By this point it should, I hope, be quite clear that any assessment of Barthes’s supposed unprofessionalism in his treatment of haiku, to which I have drawn attention earlier in this essay, would be remiss if it disregarded the continued provocation of his own affirmative account of amateurism. Indeed, in his thoughtful contribution to the volume The Critic as Amateur, Attridge has already suggested that Barthes’s “utopian vision of the supremacy of amateurism is an appealing picture that is worth adapting for reading practices.”[56] Barthes, as both Attridge and the editors of that collection convincingly assert, can help us locate an “amateur impulse” within the professional practices of modern literary critics and professors. But what is most interesting about Barthes’s amateurish academic performances is not, in my opinion, the general path they open for yet another problematization of the ideology of professionalism. Rather, it is the particularities of his amateurish readings and teachings of haiku — the fact that they are of haiku — that allow for a further theorization of the insignificant, far-reaching stakes of the amateur.

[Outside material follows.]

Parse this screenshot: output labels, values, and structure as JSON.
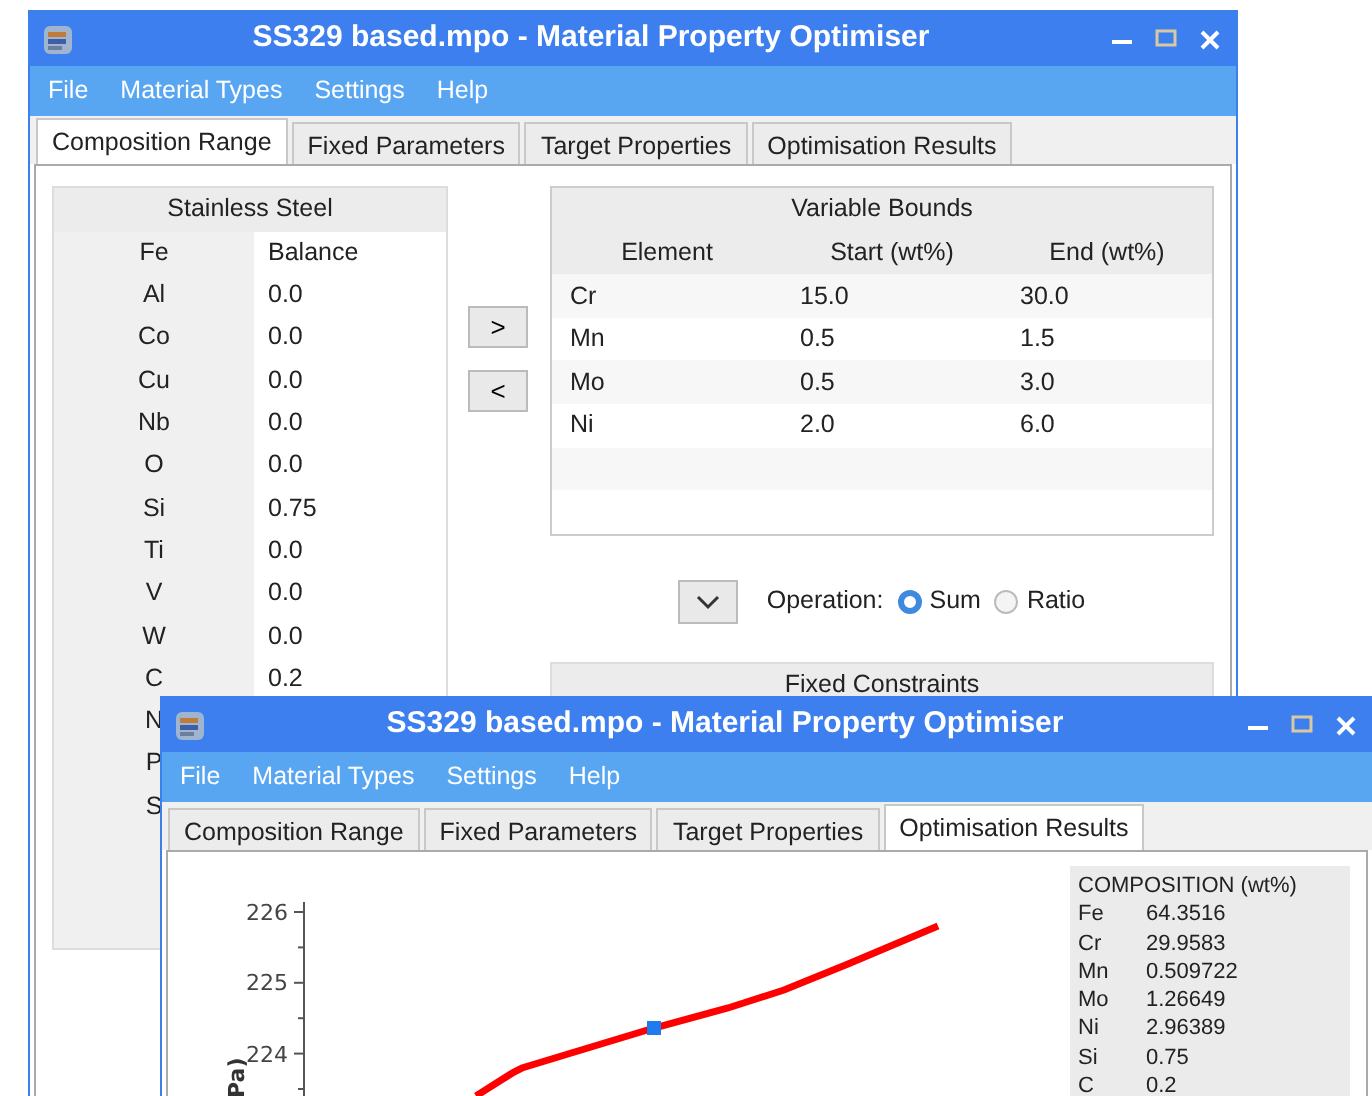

My intention in this final section of my essay is therefore to bring together more ­explicitly the two accusations that may be rightfully leveled against Barthes — the two pejoratives, “Orientalist” and “amateur” — in order to rethink, by qualifying the former with the latter, the political horizons of his turn eastward. The obvious backdrop of this suggestion — that is, of thinking about Barthes’s Orientalism as tainted by amateurism — is the well-known premise that, as Said repeatedly emphasizes, Orientalism is a discourse of professionals, designating “a kind of intellectual authority over the Orient within Western culture […]. Even the name Orientalism suggests a serious, perhaps ponderous style of expertise.”[57] In fact, Said himself, in a lecture titled “Professionals and Amateurs,” delivered as the fourth installment of his 1993 Reith Lectures on “Representation of the Intellectual,” has already lauded the position of the amateur intellectual as a model for a more conscientious, independent, and freewheeling brand of intellectualism, against and in spite of the trends of increased professionalization and specialization in academia: “The intellectual today ought to be an amateur, someone who considers that to be a thinking and concerned member of a society one is entitled to raise moral issues at the heart of even the most technical and professionalized activity as it involves one’s country, its power, its mode of interacting with its citizens as well as with other societies.”[58] As Merrifield declares in his sweeping manifesto for amateurism today, citing Said’s defiant amateur intellectual as a main source of inspiration, “Amateurs uphold ideas that oppose professional authority. […] An amateur is more likely to be someone who rocks the boat. He or she isn’t on anybody’s payroll and never will be.”[59] For Barthes, however, who, as we have seen, had been performing intellectual amateurism long before Said formulated these ideas in his Reith lectures, what’s at stake in being an amateur is not at all related to the pathos of attaining a higher moral or political ground, stirring audiences “into outright opposition” or mobilizing them “into greater democratic participation in the society.” If anything — apart from love, pleasure, and desire —  at stake is an attenuation of politics (i.e., of la politique).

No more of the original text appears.